Si l'on voulait instaurer Dieu dans le temps, on oserait que Dieu précède le temps, mais si l'on comprend la simultanéité et la signification du temps, on comprend que Dieu est contenu dans le temps et que l'extraordinaire pouvoir de Dieu consiste à avoir suscité les mondes infinis et indéfinis pour compléter sa propre carence et pour assurer sa pérennité à jamais. Dans cet ordre, il coule de source qu'une part de nous ressortit du divin, comme il coule de source que ce que nous percevons de nous actuellement n'est jamais que la partie tronquée et morcelée de ce que nous sommes.

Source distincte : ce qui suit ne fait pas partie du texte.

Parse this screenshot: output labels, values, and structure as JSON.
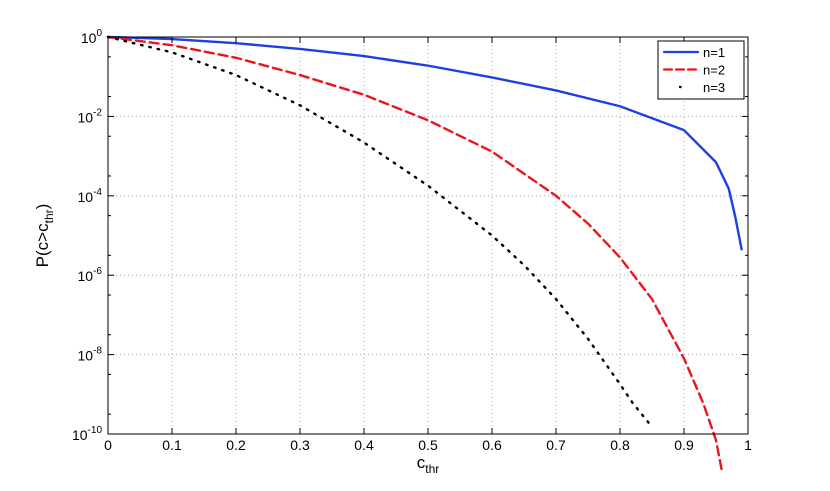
{
  "chart_data": {
    "type": "line",
    "xlabel": "c",
    "xlabel_sub": "thr",
    "ylabel_prefix": "P(c>c",
    "ylabel_sub": "thr",
    "ylabel_suffix": ")",
    "xlim": [
      0,
      1
    ],
    "ylim": [
      1e-10,
      1
    ],
    "yscale": "log",
    "grid": true,
    "legend_position": "top-right",
    "x_ticks": [
      0,
      0.1,
      0.2,
      0.3,
      0.4,
      0.5,
      0.6,
      0.7,
      0.8,
      0.9,
      1
    ],
    "x_tick_labels": [
      "0",
      "0.1",
      "0.2",
      "0.3",
      "0.4",
      "0.5",
      "0.6",
      "0.7",
      "0.8",
      "0.9",
      "1"
    ],
    "y_ticks": [
      {
        "value": 1.0,
        "base": "10",
        "exp": "0"
      },
      {
        "value": 0.01,
        "base": "10",
        "exp": "-2"
      },
      {
        "value": 0.0001,
        "base": "10",
        "exp": "-4"
      },
      {
        "value": 1e-06,
        "base": "10",
        "exp": "-6"
      },
      {
        "value": 1e-08,
        "base": "10",
        "exp": "-8"
      },
      {
        "value": 1e-10,
        "base": "10",
        "exp": "-10"
      }
    ],
    "series": [
      {
        "name": "n=1",
        "color": "#1f3fe0",
        "style": "solid",
        "x": [
          0,
          0.1,
          0.2,
          0.3,
          0.4,
          0.5,
          0.6,
          0.7,
          0.8,
          0.9,
          0.95,
          0.97,
          0.98,
          0.99
        ],
        "y": [
          1.0,
          0.89,
          0.7,
          0.5,
          0.33,
          0.19,
          0.096,
          0.045,
          0.018,
          0.0045,
          0.0007,
          0.00015,
          3e-05,
          4.5e-06
        ]
      },
      {
        "name": "n=2",
        "color": "#e8171f",
        "style": "dashed",
        "x": [
          0,
          0.1,
          0.2,
          0.3,
          0.4,
          0.5,
          0.6,
          0.7,
          0.75,
          0.8,
          0.85,
          0.9,
          0.93,
          0.95,
          0.96
        ],
        "y": [
          1.0,
          0.62,
          0.3,
          0.11,
          0.035,
          0.008,
          0.0013,
          0.0001,
          2e-05,
          2.8e-06,
          2.5e-07,
          8e-09,
          6e-10,
          7e-11,
          1e-11
        ]
      },
      {
        "name": "n=3",
        "color": "#000000",
        "style": "dotted",
        "x": [
          0,
          0.1,
          0.2,
          0.3,
          0.4,
          0.5,
          0.6,
          0.65,
          0.7,
          0.75,
          0.8,
          0.82,
          0.85
        ],
        "y": [
          1.0,
          0.41,
          0.11,
          0.019,
          0.0022,
          0.00018,
          1e-05,
          1.8e-06,
          2.5e-07,
          2.5e-08,
          1.8e-09,
          6e-10,
          1.5e-10
        ]
      }
    ]
  }
}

Nous sommes une partie du réel qui ne se réduit pas à son expression sensible mais qui existe dans toutes les parties morcelées de ce réel. Notre principe de simultanéité implique que notre présence au sensible ne soit qu'une partie de notre présence au monde en tant que notre présence est morcelée; et que notre présence morcelée soit aussi présence à Dieu.
Qui est Dieu? Le père des jumeaux est celui qui n'est pas morcelé - les parts de morcelé recèlent leur part d'unicité. Cette définition de Dieu est la définition de l'unité, dont le propre n'est pas d'être l'intégralité, mais d'être la dimension non morcelé du réel. A cet égard, il n'est pas envisageable de réduire le non morcelé à une représentation statique et parcellaire. Le domaine du divin s'exprime en termes de dimension dynamique. Il est l'incomplet qui en tant que non morcelé présente un rapport de simplicité et d'unicité avec chacune des parts morcelées.
Il est dans un rapport dynamique avec le réel qui le rend indépendant du réel tout en l'intégrant dans son champ. Cette conception dynamique explique que la représentation chronologique d'antériorité ne convienne pas pour qualifier un rapport de simultanéité et d'incomplétude.